Do zdarzenia doszło na początku grudnia. Naocznym świadkiem był fotograf przyrody Mateusz Matysiak, który od kilku dni śledził z aparatem watahę wilków przebywającą w okolicach Doliny Sanu. Całą sytuację opisał na jednym z portali społecznościowych.
Według niego w pewnym momencie w pobliże miejsca, z którego obserwował wilki, nadjechał samochód terenowy marki Jeep Grand Cherokee, w którym siedziała para turystów. Samochód zatrzymał się na górze polany, a gdy turyści zauważyli zwierzęta, pojechali za nimi.
Jak cytuje fotografa lokalny portal Bieszczadzka24, para zauważyła wilki z bezpiecznej odległości, z górki. "Stamtąd mogli całkiem komfortowo poobserwować naturalne zachowania watahy, bo to duża gratka, a mimo to z premedytacją postanowili 'dojeździć' watahę galopem w las" – relacjonował świadek.
Zakaz płoszenia wilków
Po relacji przyrodnika pismo do policji skierowała Regionalna Dyrekcja Ochrony Środowiska. "Wilk canis lupus jest objęty ochroną ścisłą na mocy rozporządzenia ministra środowiska z dnia 16 grudnia 2016 r. w sprawie ochrony gatunkowej zwierząt" i obowiązuje zakaz jego umyślnego płoszenia lub niepokojenia.
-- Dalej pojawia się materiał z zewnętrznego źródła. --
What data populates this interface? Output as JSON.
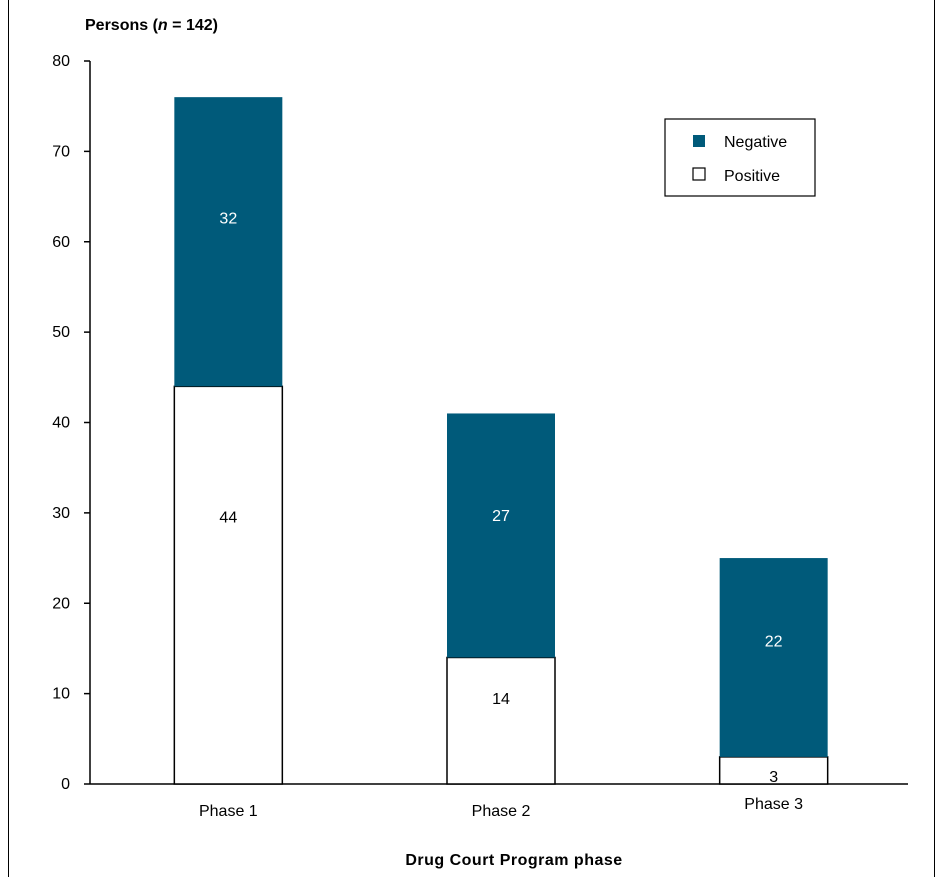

Ponadto - zdaniem RDOŚ - przekroczeniem prawa przez turystów był już sam wjazd na teren rezerwatu. "Należy podkreślić, że rezerwat ten nie jest udostępniony turystycznie, tym samym obowiązują na jego terenie wszystkie zakazy wymienione w art. 15 ust. 1 ustawy z dnia 16 kwietnia 2004 r. o ochronie przyrody". Jednym z nich jest zakaz wjazdu pojazdami mechanicznymi, drugim: zakaz poruszania się - również pieszo - po innych ścieżkach niż wyznaczone szlaki turystyczne.
Dostanie mandaty
Po kilku dniach sprawę przejęło Nadleśnictwo Lutowiska. Tam też zgłosił się mieszkaniec Krakowa, który przyznał się do płoszenia wilków.
- Został przesłuchany. Zostanie ukarany za dwa wykroczenia: nieuprawniony wjazd na drogi zakładowe oraz płoszenie zwierzyny. Grożą mu dwa mandaty: 300 i 500 złotych – wylicza Marek Bajda, nadleśniczy z Lutowisk.
Trzeciego zarzutu, wjazdu na teren rezerwatu, nie udało się potwierdzić.